URBI ET ORBI. Questo blog va contro ogni buonsenso. Andare contro ogni buonsenso, tuttavia, è un buon modo per non arrendersi. Se avessimo più buonsenso, ci arrenderemmo. (P. O. Enquist, quasi)
domenica, dicembre 02, 2007
Bloggeuses, due
Diavolessa d’una donna e blogger, madame Carriego. Non ci si lasci ingannare dalla simulata condiscendenza ch’Ella sembra mostrare verso i suoi personaggi, e fors’anche verso il lettore. E’, essa Carriego, d’animo invero laicamente luciferino.
Li disseziona, Ella, i personaggi et eziandio i lettori, ne traccia dapprima una scheda anamnestica del carattere e del destino, ne ausculta le vite tossicchianti, tasta il polso di sogni e stagioni, introduce con mano ferma il manico di cucchiaio nelle gole delle storie, fino a stilare infine la diagnosi definitiva – et voilà, ecco La famiglia immaginaria.
Ignaro, il lettore si bea dapprima della vena saldamente ironica e della penna precisa che traccia profili e paesaggi d’anima e urbani. Qualche sospetto nasce già dal constatare che i molti personaggi che ruotano intorno alla palindroma Anna Soros somigliano, più che ai parenti dell’autrice, a quelli propri del lettore stesso. Infine, la rivelazione; i caratteri e i tipi del libro non sono riferiti a quel comune lessico familiare che apparenta, in fondo, tutti noi che abbiamo all’incirca x anni (taccio l’età non per verecondia mia, ma per galanteria). Quei personaggi siamo noi, e con precisione.
Ella Carriego, sotto il falso nome di Lina Dettori, cardiologa insulare, ci ha adunque spiati, guatati, assediati, da noi ha tratto vizi in abbondanza e pochissime virtù. Come dubitarne, infatti, leggendo delle epiche avventure al Circolo degli Scacchi di Antonio Bardanzellu, oscuro impiegato delle poste e instancabile scrittore di romanzi tardo-romantici che, inarrestabile, propina in lettura ai soci esausti del Circolo? La pervicacia del Bardanzellu non appartiene forse a tutti voi blogger, che ci obbligate a leggere i vostri capolavori un die sì e un altro pure?

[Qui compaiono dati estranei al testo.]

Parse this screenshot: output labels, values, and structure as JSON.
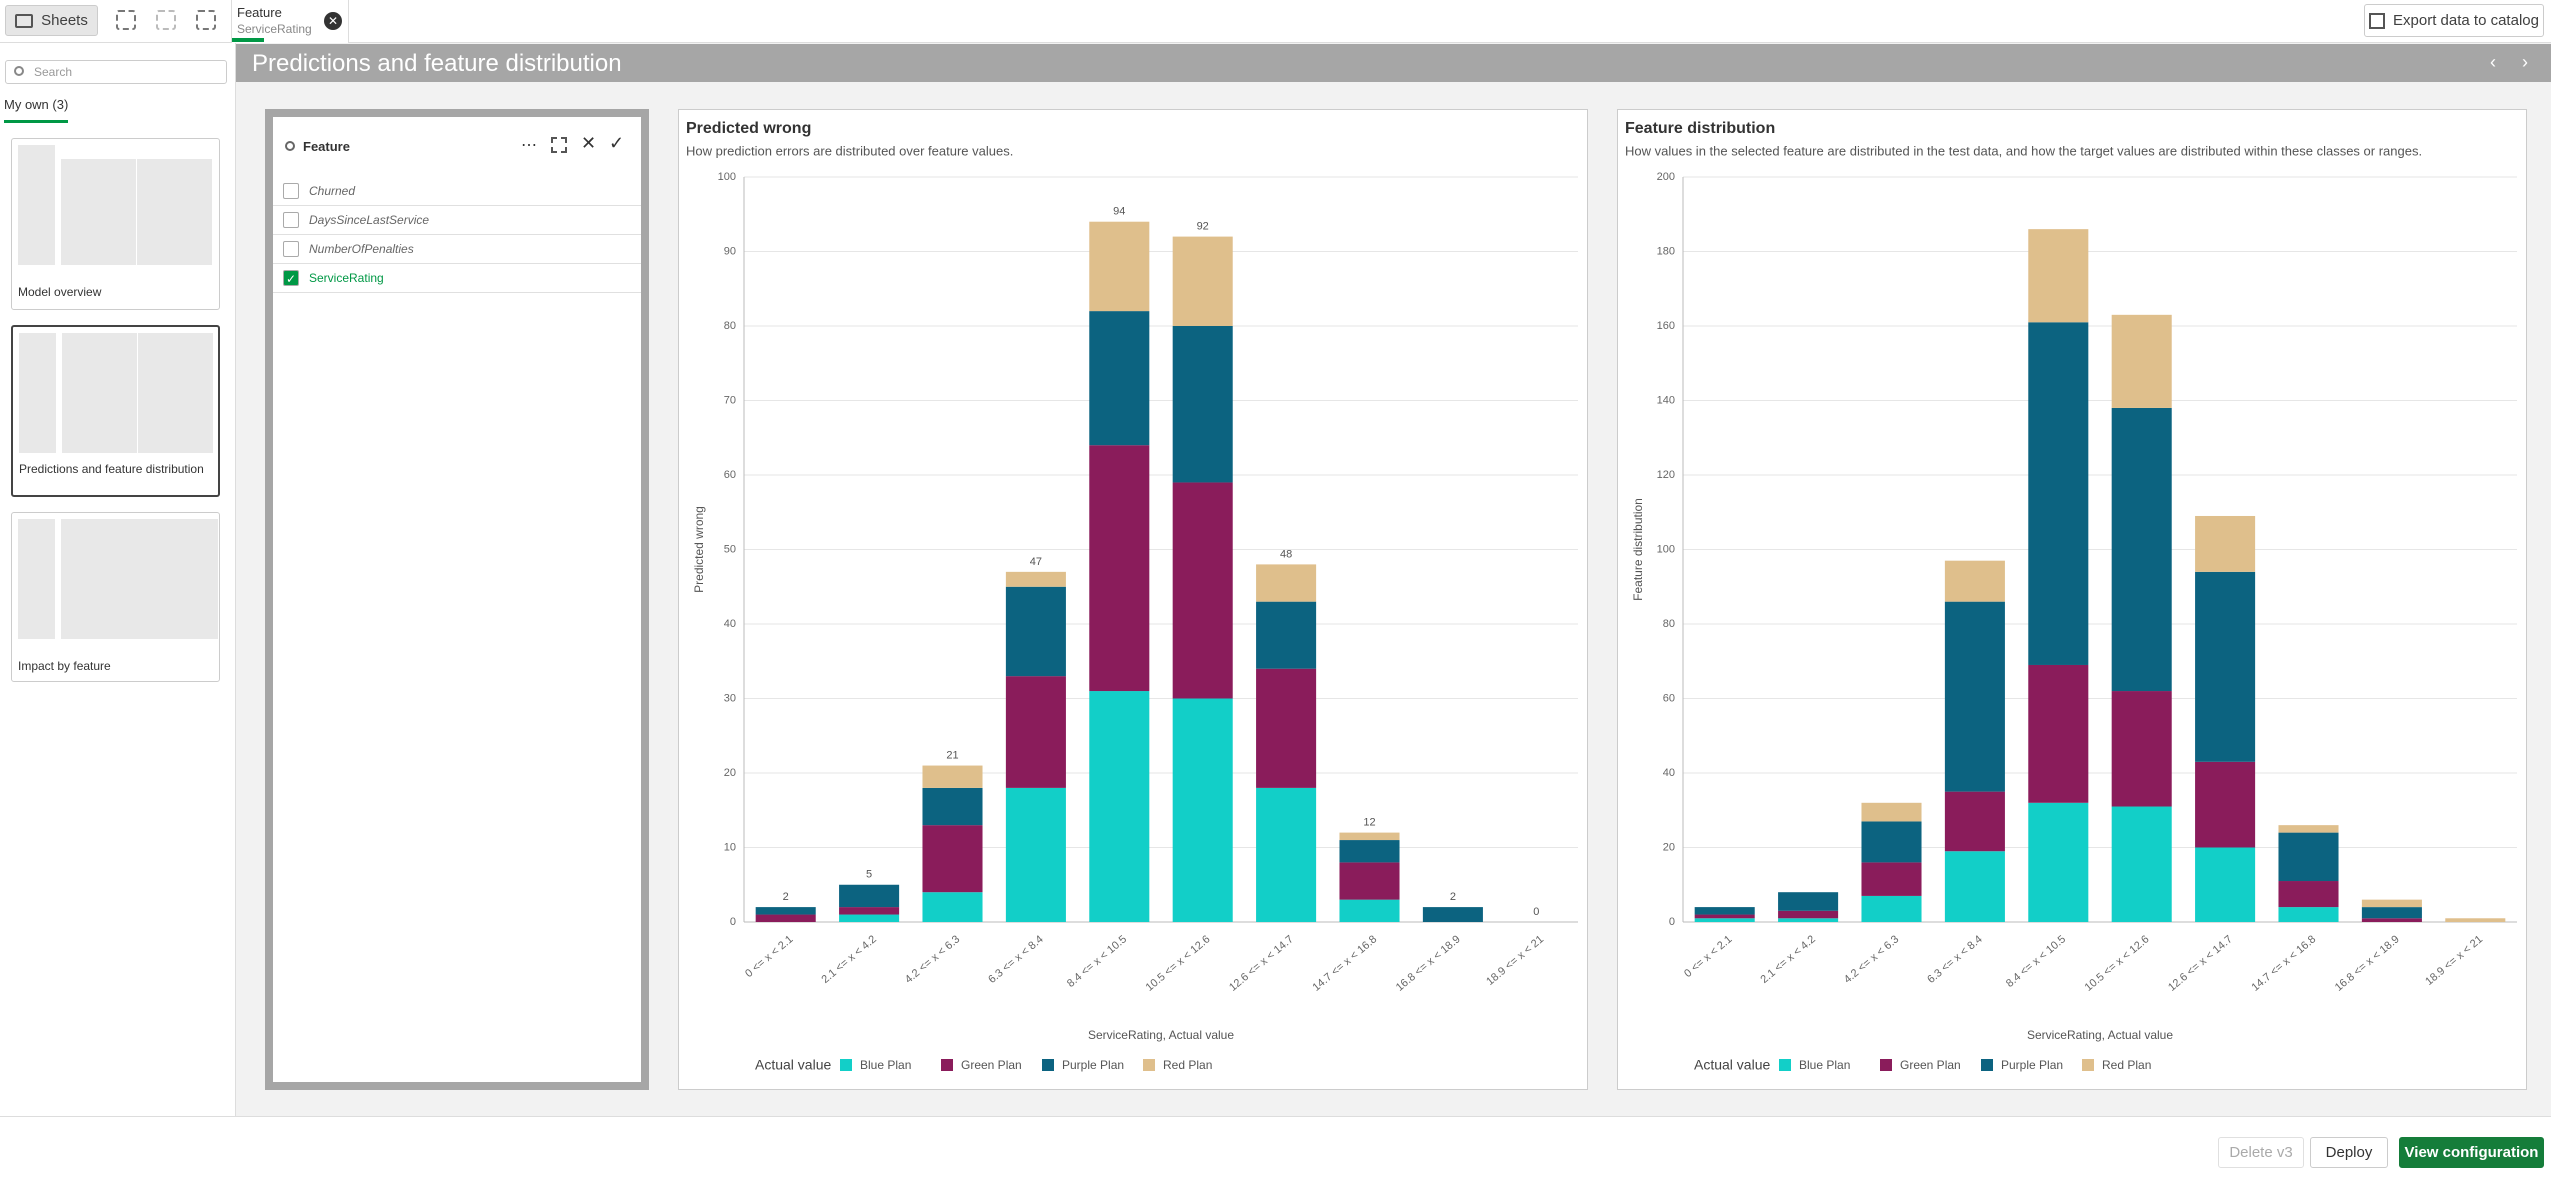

Non fidatevi di madame Carriego. Essa è diabolica, vi dico. Come spiegare, altrimenti, la sua capacità di governare le rotative, tanto da far morire alla pagina numero 47 la storia della morte del paziente numero 47 (numero che era già un destino, e comunque pare che quello fosse un morto taciturno, in barba alla Smorfia)?
Il libro è assai godibile, forte della scrittura a frammenti così vicina ai tempi dei blog. Ma se poi vi riconoscerete in qualche sfortunato carattere, nel leggerlo, e mediterete sui vostri destini cinici e assai bari, non dite che non vi avevo tempestivamente avvertiti
Anche per Nostra Signora delle Brioches, santa e pagana e conservatrice dello Stretto, ingannarsi è facile, e perfin piacevole – il tipo d’inganno più letale. Si potrebbe credere che la sua scrittura fluida sia fatta d’aria e d’altura.
E invece.
E invece ogni parola ha radice, e succhia consistenza da vite ipogee, da storie di basalto, dalle venature che frastagliano le placche tettoniche dei continenti. Ella ci ammalia con la sua penna barocca e succosa e, vigilando sullo Stretto nebbioso, sembra dettare il ritmo alle onde d’alta marea, mentre governa invece quelle telluriche.
Ma io, ah, io no, io non cedo al sortilegio, e so che ogni parola sua viene da un sottoscala di memorie del sottosuolo, solida ed esatta e inaspettata. Anche quando racconta di Angeli e case.
Cosa sono infatti, le case, se non l’espressione geometrica delle nostre vite, base per bassezza, e volte non si può nemmeno dividere per due in modo da avere il resto?
E del pari, non ne sono la stessa espressione, ma in forma questa volta non euclidea, gli angeli sfrattati e stanchi, irregolari e mariuoli, sensuali e vitalissimi? Gli uomini hanno inventato le case, o gli angeli gli uomini, o le case gli altri due. Manginobrioches non lo dice, ma in fondo poco importa; l’importante è che i mondi continuano a esistere, finché qualcuno li racconta.
Se poi, oltre a dipingere con le parole, si parla anche con la pittura, come fa nello stesso libro Mario Bianco, cartografo di colori e sogni, con i suoi acquerelli di angeli trispiti e bugiardi e senzatetto, allora i mondi si specchiano e si moltiplicano, e basta un niente – un voltare pagina, un premere di mouse – per farli interamente, e senza obbligo di restituzione, per sempre nostri (prefazione di Zena Roncada).